A joint statement issued yesterday at the end of a regular tripartite commission meeting said the three sides had agreed to enhance ''communication and coordination'' to fight al Qaeda and Taliban guerrillas in the border area, something President George W Bush had called for during a visit to Islamabad in early March.
Pakistan's vice army chief, General Ahsan Saleem Hyat, hosted the US commander in Afghanistan, Lieutenant-General Karl Eikenberry, along with Afghan army chief General Bismullah Khan for the talks in Rawalpindi.
Relations over border issues have not always run smoothly between the three allies in the war on terrorism, and commitments to greater cooperation have been made often in the past.
Afghan officials have often complained that insurgents use Pakistani soil as a launching pad for attacks inside Afghanistan, since US-backed forces ousted the Taliban militia from Afghanistan in late 2001.
The worst row so far blew up around the time of Bush's visit, as President Pervez Musharraf bridled at Afghan President Hamid Karzai saying that Taliban leaders were in Pakistan and the Pakistani government had been given intelligence about their whereabouts.
Both Islamabad and Kabul have accused each other of not doing enough to curb the cross-border movement of militants along their rugged 2,450 km border.
But the statement said there had been ''increasingly positive progress of communications and information sharing'' between all three sides.
Having already deployed more than 70,000 troops on the border, Pakistan yesterday said soldiers had been stationed on the border opposite the eastern Afghan province of Kunar in order to prevent militants fleeing a US-led offensive, codenamed Operation Mountain Lion.

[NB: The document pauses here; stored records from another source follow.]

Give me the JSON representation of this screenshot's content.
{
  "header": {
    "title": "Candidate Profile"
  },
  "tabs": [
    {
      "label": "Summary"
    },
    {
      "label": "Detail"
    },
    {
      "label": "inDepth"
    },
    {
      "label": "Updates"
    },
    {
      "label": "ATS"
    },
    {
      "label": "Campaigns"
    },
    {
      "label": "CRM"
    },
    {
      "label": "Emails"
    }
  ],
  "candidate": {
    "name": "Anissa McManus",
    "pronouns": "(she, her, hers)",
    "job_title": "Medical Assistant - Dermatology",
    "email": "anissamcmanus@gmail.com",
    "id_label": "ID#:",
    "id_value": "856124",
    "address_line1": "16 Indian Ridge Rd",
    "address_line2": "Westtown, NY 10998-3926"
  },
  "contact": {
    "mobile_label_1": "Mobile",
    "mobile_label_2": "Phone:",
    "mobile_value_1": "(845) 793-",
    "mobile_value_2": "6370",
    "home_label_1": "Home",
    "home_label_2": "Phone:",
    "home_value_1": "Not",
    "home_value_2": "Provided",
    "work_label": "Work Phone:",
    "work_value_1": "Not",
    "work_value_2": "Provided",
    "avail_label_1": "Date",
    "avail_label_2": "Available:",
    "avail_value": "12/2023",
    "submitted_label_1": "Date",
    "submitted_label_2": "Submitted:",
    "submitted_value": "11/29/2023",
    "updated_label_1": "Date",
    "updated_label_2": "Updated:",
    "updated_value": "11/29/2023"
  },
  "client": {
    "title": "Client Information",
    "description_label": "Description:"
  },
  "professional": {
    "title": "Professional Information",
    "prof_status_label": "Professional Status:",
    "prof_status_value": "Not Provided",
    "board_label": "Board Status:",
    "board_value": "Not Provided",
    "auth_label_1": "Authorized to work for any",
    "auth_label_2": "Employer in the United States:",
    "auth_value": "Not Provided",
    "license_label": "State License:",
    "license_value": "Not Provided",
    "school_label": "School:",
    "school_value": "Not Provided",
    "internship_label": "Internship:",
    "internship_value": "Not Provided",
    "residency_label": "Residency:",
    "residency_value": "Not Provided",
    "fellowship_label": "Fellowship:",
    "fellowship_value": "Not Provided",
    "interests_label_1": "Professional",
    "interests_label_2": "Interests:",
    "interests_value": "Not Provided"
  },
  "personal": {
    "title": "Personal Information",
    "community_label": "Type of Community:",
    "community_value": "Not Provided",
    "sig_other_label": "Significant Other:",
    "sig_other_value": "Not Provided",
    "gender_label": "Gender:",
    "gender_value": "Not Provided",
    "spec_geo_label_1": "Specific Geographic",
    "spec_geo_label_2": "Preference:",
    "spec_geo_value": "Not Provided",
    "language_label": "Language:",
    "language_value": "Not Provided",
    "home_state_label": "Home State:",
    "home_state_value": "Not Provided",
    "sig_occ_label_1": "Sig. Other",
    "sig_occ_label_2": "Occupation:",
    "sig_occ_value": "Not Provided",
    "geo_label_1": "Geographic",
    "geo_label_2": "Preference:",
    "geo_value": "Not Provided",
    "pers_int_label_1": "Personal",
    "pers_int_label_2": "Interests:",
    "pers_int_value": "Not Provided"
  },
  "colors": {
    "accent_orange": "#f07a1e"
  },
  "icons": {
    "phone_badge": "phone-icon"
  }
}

The deployment is part of a so-called hammer and anvil strategy to give al Qaeda and Taliban fighters nowhere to run as US-led forces close in on them.
Most speculation points to al Qaeda leader Osama bin Laden hiding somewhere in Pakistan, while his deputy, Ayman al-Zawahri, is believed to criss-cross the Pashtun tribal lands straddling the border.
Pakistani forces have been battling militants in the Waziristan tribal region for over two years, but fighting has intensified in North Waziristan and close to 300 militant tribesmen have been killed in fighting since early March.
Last week, the Pakistani army killed an Egyptian al Qaeda member, wanted for involvement in the 1998 bombing of the US embassies in Kenya and Tanzania, along with six other militants in the same area.